Dirunut ke belakang, perusahaan ini bisa melakukan hal demikian karena seperti halnya Samsung, HTC lama menjadi original design manufacturer (ODM) dan secara diam-diam mengembangkan high-end smartphones untuk sejumlah operator telepon kelas dunia, termasuk Verizon serta Orange.

Masuknya HTC ke handset telepon adalah lewat pemikiran yang matang. Mulanya, ketika didirikan pada 1997, perusahaan yang dimiliki Cher Wang ini berencana membuat laptop. Terlebih, CEO-nya, Peter Chou lama berkiprah di Digital Equipment Corporation (DEC), produsen komputer legendaris. Akan tetapi, karena melihat masa depan terletak pada internet mobile dan devices yang mendukungnya, maka laju HTC diarahkan ke sana. Dengan kompetensinya, perusahaan ini mendeklarasikan kesanggupannya pada perusahaan Barat untuk mendesain dan membuat high-end hand-helds serta mobile phones. iPaq adalah produksi pertama HTC.
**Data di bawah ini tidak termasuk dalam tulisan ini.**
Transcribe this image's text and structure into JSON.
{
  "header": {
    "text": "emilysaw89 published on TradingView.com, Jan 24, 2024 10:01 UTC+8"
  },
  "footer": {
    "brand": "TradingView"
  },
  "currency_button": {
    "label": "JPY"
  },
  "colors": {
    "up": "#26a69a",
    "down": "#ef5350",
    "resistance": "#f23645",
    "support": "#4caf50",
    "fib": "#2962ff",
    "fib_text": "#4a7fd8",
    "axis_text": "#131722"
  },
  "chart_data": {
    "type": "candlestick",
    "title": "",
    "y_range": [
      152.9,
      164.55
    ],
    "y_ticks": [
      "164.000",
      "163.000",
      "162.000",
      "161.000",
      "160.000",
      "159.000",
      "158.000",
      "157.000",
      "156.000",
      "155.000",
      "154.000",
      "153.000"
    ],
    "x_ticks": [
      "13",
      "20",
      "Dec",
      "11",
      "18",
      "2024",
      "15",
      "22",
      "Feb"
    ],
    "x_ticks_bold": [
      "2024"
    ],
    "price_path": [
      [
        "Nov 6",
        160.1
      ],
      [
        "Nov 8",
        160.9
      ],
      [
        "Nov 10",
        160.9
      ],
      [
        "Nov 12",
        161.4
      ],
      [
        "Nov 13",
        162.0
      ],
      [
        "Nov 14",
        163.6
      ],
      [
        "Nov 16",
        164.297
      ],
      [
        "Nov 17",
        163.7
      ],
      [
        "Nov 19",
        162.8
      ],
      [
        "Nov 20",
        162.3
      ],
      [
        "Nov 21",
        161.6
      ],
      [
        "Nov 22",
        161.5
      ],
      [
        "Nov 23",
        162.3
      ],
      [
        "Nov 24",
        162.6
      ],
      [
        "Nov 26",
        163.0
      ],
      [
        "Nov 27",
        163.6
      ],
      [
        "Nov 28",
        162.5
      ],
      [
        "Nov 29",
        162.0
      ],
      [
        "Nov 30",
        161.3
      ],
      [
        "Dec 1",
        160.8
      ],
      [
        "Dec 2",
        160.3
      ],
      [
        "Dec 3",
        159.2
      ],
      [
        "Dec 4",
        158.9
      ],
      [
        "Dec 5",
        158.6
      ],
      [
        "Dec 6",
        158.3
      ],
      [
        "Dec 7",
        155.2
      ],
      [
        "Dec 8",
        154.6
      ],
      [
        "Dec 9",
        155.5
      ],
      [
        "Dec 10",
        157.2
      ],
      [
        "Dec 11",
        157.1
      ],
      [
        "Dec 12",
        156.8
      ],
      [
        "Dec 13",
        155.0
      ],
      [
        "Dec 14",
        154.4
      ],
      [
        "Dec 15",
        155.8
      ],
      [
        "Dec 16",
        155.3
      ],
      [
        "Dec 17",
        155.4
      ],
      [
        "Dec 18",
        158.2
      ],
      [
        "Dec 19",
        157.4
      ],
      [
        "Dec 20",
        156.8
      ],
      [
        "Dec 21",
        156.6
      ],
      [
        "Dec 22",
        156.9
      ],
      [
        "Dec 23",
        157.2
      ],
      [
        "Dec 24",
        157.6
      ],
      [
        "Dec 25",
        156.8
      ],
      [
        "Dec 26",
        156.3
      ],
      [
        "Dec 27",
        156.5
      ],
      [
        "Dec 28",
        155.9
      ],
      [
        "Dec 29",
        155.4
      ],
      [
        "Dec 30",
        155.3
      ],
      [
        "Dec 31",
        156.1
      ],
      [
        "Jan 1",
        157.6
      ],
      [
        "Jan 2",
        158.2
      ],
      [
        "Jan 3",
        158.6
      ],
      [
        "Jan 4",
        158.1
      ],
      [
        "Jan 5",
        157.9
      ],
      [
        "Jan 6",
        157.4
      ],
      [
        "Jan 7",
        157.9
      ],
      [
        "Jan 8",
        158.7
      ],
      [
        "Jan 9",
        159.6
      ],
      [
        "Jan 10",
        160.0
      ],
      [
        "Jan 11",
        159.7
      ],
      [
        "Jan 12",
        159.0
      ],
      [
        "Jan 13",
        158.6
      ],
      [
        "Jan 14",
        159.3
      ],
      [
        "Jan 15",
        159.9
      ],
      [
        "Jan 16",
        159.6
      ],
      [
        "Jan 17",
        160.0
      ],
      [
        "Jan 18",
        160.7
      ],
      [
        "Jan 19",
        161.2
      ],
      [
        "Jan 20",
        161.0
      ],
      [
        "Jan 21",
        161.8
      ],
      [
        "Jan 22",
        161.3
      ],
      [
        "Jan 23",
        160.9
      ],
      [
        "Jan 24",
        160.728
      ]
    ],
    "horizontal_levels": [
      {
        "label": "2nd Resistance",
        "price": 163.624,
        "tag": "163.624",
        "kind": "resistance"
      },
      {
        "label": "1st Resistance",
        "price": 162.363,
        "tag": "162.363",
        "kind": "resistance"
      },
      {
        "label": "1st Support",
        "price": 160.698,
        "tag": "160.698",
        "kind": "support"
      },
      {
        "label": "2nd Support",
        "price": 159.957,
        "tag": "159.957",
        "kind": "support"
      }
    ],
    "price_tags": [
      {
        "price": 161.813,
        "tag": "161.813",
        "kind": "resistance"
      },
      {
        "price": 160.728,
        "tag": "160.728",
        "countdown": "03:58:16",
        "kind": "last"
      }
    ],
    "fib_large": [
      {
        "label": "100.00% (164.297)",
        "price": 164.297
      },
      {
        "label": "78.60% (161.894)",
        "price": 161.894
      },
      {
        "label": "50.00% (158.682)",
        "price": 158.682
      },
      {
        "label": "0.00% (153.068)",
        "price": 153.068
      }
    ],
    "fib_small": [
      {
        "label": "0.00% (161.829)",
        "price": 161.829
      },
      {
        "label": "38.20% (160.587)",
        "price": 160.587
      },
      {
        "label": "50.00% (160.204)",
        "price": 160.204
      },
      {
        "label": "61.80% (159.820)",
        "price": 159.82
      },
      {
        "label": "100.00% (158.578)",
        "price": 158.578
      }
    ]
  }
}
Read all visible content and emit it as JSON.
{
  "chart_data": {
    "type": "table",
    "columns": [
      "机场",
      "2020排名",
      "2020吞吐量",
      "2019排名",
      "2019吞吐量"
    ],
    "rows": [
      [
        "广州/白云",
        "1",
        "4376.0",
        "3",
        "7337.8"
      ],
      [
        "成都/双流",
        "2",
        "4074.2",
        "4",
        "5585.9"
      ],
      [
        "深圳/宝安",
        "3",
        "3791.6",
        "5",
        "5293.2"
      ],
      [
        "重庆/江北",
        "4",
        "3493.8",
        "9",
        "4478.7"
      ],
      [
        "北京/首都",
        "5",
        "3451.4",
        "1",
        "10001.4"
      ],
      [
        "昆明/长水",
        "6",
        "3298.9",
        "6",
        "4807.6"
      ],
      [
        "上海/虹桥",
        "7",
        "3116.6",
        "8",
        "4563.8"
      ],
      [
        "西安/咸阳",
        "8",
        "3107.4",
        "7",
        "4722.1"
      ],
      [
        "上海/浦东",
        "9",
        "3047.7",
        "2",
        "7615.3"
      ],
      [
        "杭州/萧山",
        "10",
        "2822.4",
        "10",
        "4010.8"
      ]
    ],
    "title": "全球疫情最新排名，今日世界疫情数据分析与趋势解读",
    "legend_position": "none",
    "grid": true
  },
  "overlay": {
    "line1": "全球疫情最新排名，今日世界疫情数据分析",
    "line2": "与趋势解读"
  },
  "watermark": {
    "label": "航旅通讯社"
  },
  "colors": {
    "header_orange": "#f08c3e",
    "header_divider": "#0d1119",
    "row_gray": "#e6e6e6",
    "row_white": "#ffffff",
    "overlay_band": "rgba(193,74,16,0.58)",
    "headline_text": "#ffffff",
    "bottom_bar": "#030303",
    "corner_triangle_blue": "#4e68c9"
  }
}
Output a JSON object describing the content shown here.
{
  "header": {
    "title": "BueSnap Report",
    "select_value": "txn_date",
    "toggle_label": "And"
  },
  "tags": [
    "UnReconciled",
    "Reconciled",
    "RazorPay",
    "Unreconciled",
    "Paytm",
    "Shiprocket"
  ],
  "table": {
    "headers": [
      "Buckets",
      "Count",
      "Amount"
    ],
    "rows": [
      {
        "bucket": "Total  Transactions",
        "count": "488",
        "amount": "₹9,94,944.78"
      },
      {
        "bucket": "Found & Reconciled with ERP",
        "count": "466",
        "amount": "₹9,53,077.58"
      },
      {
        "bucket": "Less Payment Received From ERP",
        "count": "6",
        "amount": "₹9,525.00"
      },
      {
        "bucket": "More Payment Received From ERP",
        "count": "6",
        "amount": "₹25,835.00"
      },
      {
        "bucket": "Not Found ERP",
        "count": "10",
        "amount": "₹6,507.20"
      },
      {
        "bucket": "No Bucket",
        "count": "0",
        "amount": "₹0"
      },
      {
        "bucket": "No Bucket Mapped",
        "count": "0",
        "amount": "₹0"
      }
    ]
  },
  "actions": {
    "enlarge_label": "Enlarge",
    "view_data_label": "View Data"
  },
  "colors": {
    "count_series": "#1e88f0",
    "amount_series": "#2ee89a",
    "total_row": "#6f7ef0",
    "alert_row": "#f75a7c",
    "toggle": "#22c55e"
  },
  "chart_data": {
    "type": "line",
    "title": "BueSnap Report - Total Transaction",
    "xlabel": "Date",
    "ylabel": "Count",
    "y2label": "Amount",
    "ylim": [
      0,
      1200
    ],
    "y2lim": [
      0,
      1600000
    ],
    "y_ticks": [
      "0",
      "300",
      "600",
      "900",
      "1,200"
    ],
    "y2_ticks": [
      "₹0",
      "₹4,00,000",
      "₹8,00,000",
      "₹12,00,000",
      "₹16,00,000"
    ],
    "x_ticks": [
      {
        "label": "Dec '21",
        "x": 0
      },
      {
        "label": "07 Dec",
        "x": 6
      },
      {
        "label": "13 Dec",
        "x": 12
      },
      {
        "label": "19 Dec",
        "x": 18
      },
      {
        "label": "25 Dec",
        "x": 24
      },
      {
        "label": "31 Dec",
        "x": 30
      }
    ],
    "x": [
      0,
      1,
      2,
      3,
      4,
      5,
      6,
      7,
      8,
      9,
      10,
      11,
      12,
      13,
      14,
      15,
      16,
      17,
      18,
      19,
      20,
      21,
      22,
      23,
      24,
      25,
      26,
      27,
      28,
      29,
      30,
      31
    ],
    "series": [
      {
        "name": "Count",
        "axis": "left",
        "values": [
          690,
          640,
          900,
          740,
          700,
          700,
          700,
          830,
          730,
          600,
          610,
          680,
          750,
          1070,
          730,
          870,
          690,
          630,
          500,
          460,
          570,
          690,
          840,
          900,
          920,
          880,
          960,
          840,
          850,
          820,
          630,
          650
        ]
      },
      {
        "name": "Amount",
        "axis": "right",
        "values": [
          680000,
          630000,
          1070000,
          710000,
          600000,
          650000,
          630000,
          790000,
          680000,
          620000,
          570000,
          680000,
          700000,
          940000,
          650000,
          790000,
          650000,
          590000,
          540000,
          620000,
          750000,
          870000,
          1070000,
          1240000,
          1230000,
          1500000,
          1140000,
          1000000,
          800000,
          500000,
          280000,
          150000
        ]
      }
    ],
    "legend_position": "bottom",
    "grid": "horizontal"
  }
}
Menyadari kompetensinya sebagai original design manufacturer, pada tahun 2006 HTC mulai mengembangkan mereknya sendiri dengan seluruh risiko yang ada. Dikatakan risiko karena manajemen harus meyakinkan pemegang saham dan hilangnya existing business lantaran sejumlah pelanggan menganggapnya sebagai rival. Toh fakta bicara, hanya dalam 3 tahun, HTC kini semakin berkibar dengan produk-produknya. Peter Chou bahkan terang-terangan menyatakan ingin perusahaannya setenar Apple, raksasa smartphone.

Yang menarik, di tengah kejayaan yang ada, Peter Chou telah melihat tantangan berat telah menghadang: marjin yang menciut karena hadirnya para pemain dari China dengan keunggulan labour cost-nya. Cara menghadangnya, "We need to establish a new competency before we get into trouble," terang Chou (The Economist, 9 Juli 2009). Dan HTC telah membuktikan diri lewat produk-produk barunya seperti HTC Sense yang memukau.

So, kompetensi. Itulah kuncinya, bro! jangan pernah main-main dengan kompetensi inti! Juga, jangan pernah sombong kala di atas.